Jumping out of a helicopter hovering 120 feet above a snow peaked mountain isn’t everyone’s idea of fun. For snowboard pro and entrepreneur Mike Basich, it’s just one of his many career highlights.
“When I did that project I promised myself that I wouldn’t put myself in a position to feel pressured if I didn’t feel right about the conditions,” he explained. “I shot the photo myself.”
The amazing self-portrait appeared in Snowboard UK magazine in 2004.
“I set the camera on a tripod and point to whatever hill or cliff I am going to come down,” he said. “With a remote, I can snap pictures up to 800 feet away. The helicopter shot was something that I didn’t know if I got or not because of the distance.”
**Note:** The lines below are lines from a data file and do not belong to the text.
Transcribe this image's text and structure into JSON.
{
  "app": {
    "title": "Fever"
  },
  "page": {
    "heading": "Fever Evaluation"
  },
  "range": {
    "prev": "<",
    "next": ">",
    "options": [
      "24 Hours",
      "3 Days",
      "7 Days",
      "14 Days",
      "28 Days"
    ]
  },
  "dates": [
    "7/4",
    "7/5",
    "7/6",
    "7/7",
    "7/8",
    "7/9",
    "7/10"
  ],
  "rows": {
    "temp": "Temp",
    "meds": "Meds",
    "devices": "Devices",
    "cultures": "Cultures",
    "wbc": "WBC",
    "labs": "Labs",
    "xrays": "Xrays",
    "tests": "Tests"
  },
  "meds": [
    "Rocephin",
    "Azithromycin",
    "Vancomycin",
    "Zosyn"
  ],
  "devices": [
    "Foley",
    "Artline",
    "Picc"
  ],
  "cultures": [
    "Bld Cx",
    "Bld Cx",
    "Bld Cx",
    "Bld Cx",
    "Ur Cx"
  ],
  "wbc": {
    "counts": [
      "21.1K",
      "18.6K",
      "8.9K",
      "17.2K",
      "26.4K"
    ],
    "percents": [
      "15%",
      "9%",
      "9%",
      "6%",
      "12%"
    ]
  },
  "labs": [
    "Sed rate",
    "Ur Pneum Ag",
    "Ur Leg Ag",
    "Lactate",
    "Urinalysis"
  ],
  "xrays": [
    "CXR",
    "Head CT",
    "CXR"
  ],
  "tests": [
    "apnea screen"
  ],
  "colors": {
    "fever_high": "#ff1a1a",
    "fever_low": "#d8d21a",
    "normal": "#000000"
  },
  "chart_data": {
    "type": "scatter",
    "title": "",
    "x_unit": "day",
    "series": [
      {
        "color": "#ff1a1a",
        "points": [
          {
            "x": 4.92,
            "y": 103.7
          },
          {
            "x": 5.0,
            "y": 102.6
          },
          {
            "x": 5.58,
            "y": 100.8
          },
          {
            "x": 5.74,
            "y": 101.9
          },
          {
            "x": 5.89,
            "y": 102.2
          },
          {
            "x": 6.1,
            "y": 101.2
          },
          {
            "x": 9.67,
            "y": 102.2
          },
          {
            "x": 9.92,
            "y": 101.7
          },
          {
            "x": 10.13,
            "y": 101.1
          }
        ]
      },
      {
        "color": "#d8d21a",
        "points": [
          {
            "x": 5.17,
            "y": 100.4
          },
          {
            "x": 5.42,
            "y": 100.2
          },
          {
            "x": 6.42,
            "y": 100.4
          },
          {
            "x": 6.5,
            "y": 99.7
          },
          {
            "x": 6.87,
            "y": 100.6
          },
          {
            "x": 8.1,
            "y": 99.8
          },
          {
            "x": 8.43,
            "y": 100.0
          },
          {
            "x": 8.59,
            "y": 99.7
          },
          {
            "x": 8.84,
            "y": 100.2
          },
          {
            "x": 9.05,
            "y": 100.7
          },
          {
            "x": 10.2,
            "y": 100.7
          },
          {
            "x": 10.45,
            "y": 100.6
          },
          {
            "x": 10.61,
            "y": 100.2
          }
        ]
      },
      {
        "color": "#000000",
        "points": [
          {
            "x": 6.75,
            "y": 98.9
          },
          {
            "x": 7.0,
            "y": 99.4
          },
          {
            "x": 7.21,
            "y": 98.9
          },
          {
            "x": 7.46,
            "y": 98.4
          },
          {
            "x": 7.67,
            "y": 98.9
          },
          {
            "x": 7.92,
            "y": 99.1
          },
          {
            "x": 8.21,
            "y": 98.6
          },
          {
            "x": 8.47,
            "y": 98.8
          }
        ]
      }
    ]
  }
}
Basich, who now makes his home on 40 acres near Donner Summit, first made the news in 1990 when as a junior at Sacramento Waldorf School, he participated in the World Cup tour.
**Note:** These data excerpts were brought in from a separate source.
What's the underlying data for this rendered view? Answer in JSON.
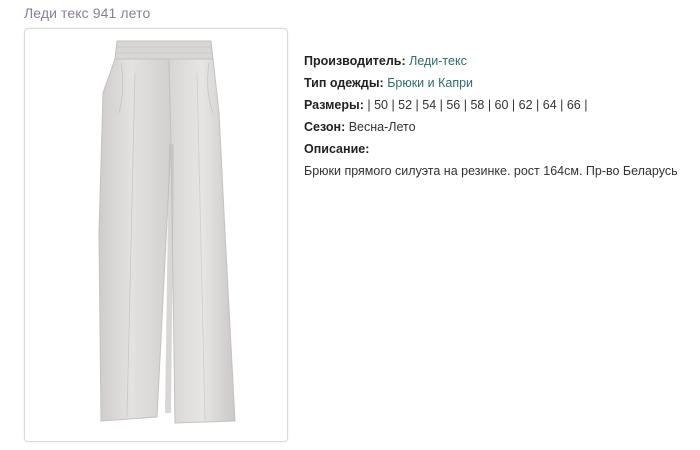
{
  "title": "Леди текс 941 лето",
  "colors": {
    "title": "#8a7d9a",
    "link": "#2d6e6e",
    "text": "#333333",
    "pants_fabric": "#dcdad9"
  },
  "product_image": {
    "icon": "trousers-photo"
  },
  "details": {
    "manufacturer_label": "Производитель:",
    "manufacturer_value": "Леди-текс",
    "type_label": "Тип одежды:",
    "type_value": "Брюки и Капри",
    "sizes_label": "Размеры:",
    "sizes_value": "| 50 | 52 | 54 | 56 | 58 | 60 | 62 | 64 | 66 |",
    "season_label": "Сезон:",
    "season_value": "Весна-Лето",
    "description_label": "Описание:",
    "description_value": "Брюки прямого силуэта на резинке. рост 164см. Пр-во Беларусь"
  }
}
He later claimed second place in the halfpipe competition at the world championships.
“I grew up in Sacramento and was a skateboarder,” said Basich, sitting in the small Colfax office where he sells his 241 clothing line and custom snowboards by appointment and his Web site.
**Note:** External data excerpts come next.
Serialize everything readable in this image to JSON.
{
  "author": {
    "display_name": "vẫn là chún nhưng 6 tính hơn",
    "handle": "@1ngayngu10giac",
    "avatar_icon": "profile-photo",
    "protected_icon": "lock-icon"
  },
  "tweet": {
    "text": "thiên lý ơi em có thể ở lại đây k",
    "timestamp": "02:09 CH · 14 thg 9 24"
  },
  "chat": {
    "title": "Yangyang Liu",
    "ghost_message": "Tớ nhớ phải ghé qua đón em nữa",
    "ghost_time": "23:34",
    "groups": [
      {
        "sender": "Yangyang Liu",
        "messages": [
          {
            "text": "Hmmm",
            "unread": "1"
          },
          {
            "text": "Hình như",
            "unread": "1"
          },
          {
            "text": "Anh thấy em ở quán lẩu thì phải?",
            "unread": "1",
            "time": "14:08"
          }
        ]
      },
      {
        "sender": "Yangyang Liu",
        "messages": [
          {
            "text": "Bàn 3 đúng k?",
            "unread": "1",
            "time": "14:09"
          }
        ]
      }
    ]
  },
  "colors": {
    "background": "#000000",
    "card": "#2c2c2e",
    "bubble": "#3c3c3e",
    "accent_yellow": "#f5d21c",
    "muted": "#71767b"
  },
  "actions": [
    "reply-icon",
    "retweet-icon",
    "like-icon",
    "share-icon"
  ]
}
Basich says his mother is the one who made him aware of the sport.
“One day my mom went to Go Skate shop,” he said. “When she came back she told me and my older sister, Tina, about this thing they had in the window called a snowboard. The next day my sister and I each rented a board and drove to Soda Springs.
“We hiked up the hill in our moon boots. The icy conditions were horrible,” he continued. “We kept falling down and had snow in our socks. By the time we got to the bottom, we were hooked, and have stuck with it ever since.”
They purchased their first snowboards the next day.
Initially, he didn’t find many who shared his passion for a sport that was viewed as radical and wild.
In 1985 snowboarders were only allowed at Soda Springs and Donner Ski Ranch. Boreal changed their stance toward boarding enthusiasts in 1987.
“You had to be certified to ride on the chair lift with your snowboard,” he said. “They would have you walk up the hill and watch you come down before they would stamp your pass. There were no teachers or instructors to teach you how to turn your board. In the beginning it was just you asking your buddy ‘So, what did you learn today?’”
Now 36, Basich looks back on his 10-year career as a pro rider and competitor with the X-Games.
“It has been stunning to see the new ideas developed in the last three years. Even with the high tech materials,” Basich said, “they are bringing back some of the old designs.”
How a board rides is the most important feature to consider when buying a snowboard.
“Graphics are a huge part of marketing. Kids see a board in a magazine with a cool graphic and that becomes the selling point,” he said. “The market was flooded with boards often compromising quality because of mass production.”
For Basich, who has been involved in design since his first pro-model board came out in 1994, quality is at the top of his list.
Recently, he launched his own line of custom boards. In addition to the design, he is involved in the manufacture and marketing of the boards.
“This project has been a combination of trying to make something that is environmentally friendly and rides great,” he said. “I want the graphic to remain the same until the technology within the board changes.”
Basich starts with a wood core he mills from an 80-foot pine tree that fell on his property. Combined with Tulipwood, he believes the core is a perfect balance of shock absorption and flexibility.
He was recently interviewed for a New York Times story about businesses making quality eco-friendly snowboards.
“It feels full circle,” says the snowboard pro whose boards also include the patented Magna traction technology. “It is something I wanted to do and it is satisfying to ride on something that I know where it came from.
“Snowboarding is truly about freeform style,” he concluded. “However you see the mountain is how you are going to ride it. It is about individual expression. That is the part I am still passionate about.”